Cláudia Lopes
De Londrina
O Paraná vai fabricar o fertilizante sulfato de amônia em Araucária. Usado na agricultura em lavouras como milho, café, feijão e algodão, o adubo será produzido na Cofepar, uma unidade de transformação de óleo combustível em fertilizante e energia elétrica, que consta do Programa Prioritário de Termolétricas lançado anteontem pelo presidente Fernando Henrique Cardoso em Brasília e que prevê a construção de cinco usinas no Paraná.
As obras da Cofepar devem ser iniciadas em março do próximo ano por um grupo de empreendedores formado pela Petrobras, Ultrafértil e empresa americana PSEG. Na fase de construção, a unidade vai gerar cerca de mil empregos diretos. ‘‘Logo após a inauguração, em 2003, deve empregar entre 80 e 100 pessoas’’, disse o chefe da coordenadoria de empreendimentos da Refinaria de Araucária (Repar), Daniel Fragoso.
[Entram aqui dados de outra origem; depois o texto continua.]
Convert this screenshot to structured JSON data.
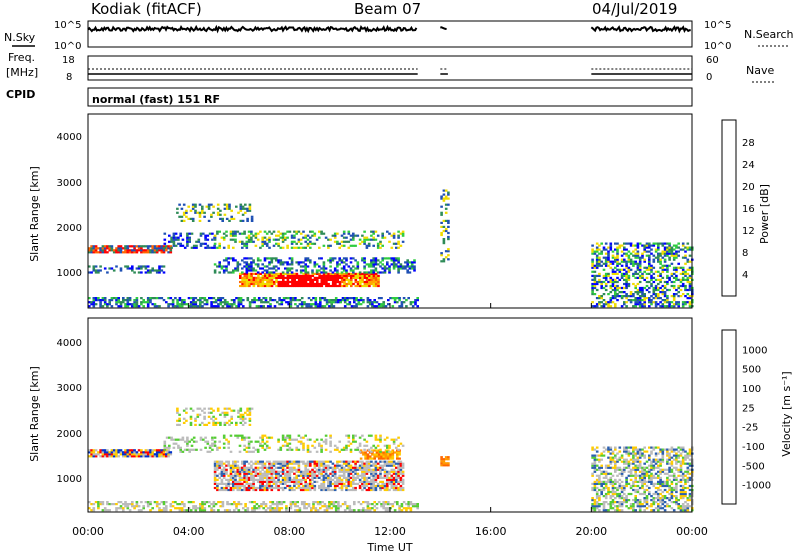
{
  "header": {
    "site": "Kodiak (fitACF)",
    "beam": "Beam 07",
    "date": "04/Jul/2019"
  },
  "noise_panel": {
    "left_label": "N.Sky",
    "right_label": "N.Search",
    "left_ticks": [
      "10^5",
      "10^0"
    ],
    "right_ticks": [
      "10^5",
      "10^0"
    ]
  },
  "freq_panel": {
    "left_label_1": "Freq.",
    "left_label_2": "[MHz]",
    "right_label": "Nave",
    "left_ticks": [
      "18",
      "8"
    ],
    "right_ticks": [
      "60",
      "0"
    ]
  },
  "cpid": {
    "label": "CPID",
    "mode": "normal (fast) 151 RF"
  },
  "power_panel": {
    "ylabel": "Slant Range [km]",
    "yticks": [
      "4000",
      "3000",
      "2000",
      "1000"
    ],
    "colorbar_label": "Power [dB]",
    "colorbar_ticks": [
      "28",
      "24",
      "20",
      "16",
      "12",
      "8",
      "4"
    ],
    "colors": [
      "#0000ff",
      "#1e50b4",
      "#2e8b57",
      "#2ecc40",
      "#f0dc00",
      "#ffa500",
      "#ff6400",
      "#ff0000"
    ]
  },
  "velocity_panel": {
    "ylabel": "Slant Range [km]",
    "yticks": [
      "4000",
      "3000",
      "2000",
      "1000"
    ],
    "colorbar_label": "Velocity [m s⁻¹]",
    "colorbar_ticks": [
      "1000",
      "500",
      "100",
      "25",
      "-25",
      "-100",
      "-500",
      "-1000"
    ],
    "colors": [
      "#0033cc",
      "#2a5fb0",
      "#2e8b57",
      "#55cc33",
      "#bbbbbb",
      "#ffcc00",
      "#ff9900",
      "#ff6600",
      "#ff0000"
    ]
  },
  "xaxis": {
    "label": "Time UT",
    "ticks": [
      "00:00",
      "04:00",
      "08:00",
      "12:00",
      "16:00",
      "20:00",
      "00:00"
    ]
  },
  "chart_data": {
    "type": "heatmap",
    "title": "Kodiak (fitACF)",
    "x_range_hours": [
      0,
      24
    ],
    "y_range_km": [
      180,
      4500
    ],
    "data_gaps_hours": [
      [
        13.1,
        14.0
      ],
      [
        14.3,
        20.0
      ]
    ],
    "power_features": [
      {
        "t_start": 6.0,
        "t_end": 11.5,
        "range_km": 800,
        "power_db": 28
      },
      {
        "t_start": 0.0,
        "t_end": 3.3,
        "range_km": 1480,
        "power_db": 24
      },
      {
        "t_start": 5.5,
        "t_end": 11.8,
        "range_km": 1700,
        "power_db": 16
      }
    ],
    "velocity_features": [
      {
        "t_start": 0.0,
        "t_end": 3.3,
        "range_km": 1480,
        "velocity_ms": -1000
      },
      {
        "t_start": 10.8,
        "t_end": 12.4,
        "range_km": 1450,
        "velocity_ms": -100
      },
      {
        "t_start": 14.0,
        "t_end": 14.3,
        "range_km": 1300,
        "velocity_ms": -500
      }
    ]
  }
}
Atualmente, o sulfato de amônia não é produzido no País. A produção paranaense substituirá boa parte da importação do produto, que vem principalmente dos Estados Unidos. O Paraná importa anualmente, pelo Porto de Paranaguá, cerca de 200 mil toneladas do adubo. A Cofepar vai produzir mais de 100 mil toneladas por ano. O sulfato de amônia e a uréia são os dois fertilizantes nitrogenados mais utilizados na agricultura.
O produto será comercializado pela Ultrafértil, que fabrica a matéria-prima amônia. ‘‘Com a Cofepar, a empresa amplia seus investimentos’’, disse Fragoso. Ele acredita que a unidade deverá incrementar a atividade econômica no Estado. ‘‘A Ultrafértil vai vender o produto a granel. Certamente outros grupos vão se interessar em embalar o adubo, investindo no Estado’’.
Sem revelar a previsão de preço, Fragoso garantiu que o preço do produto nacional será mais competitivo do que o importado. ‘‘Mas a grande vantagem é que, como não estaremos atrelados a alguns fenômenos econômicos como o dólar, a produção nacional reduzirá o risco de desabastecimento’’, disse.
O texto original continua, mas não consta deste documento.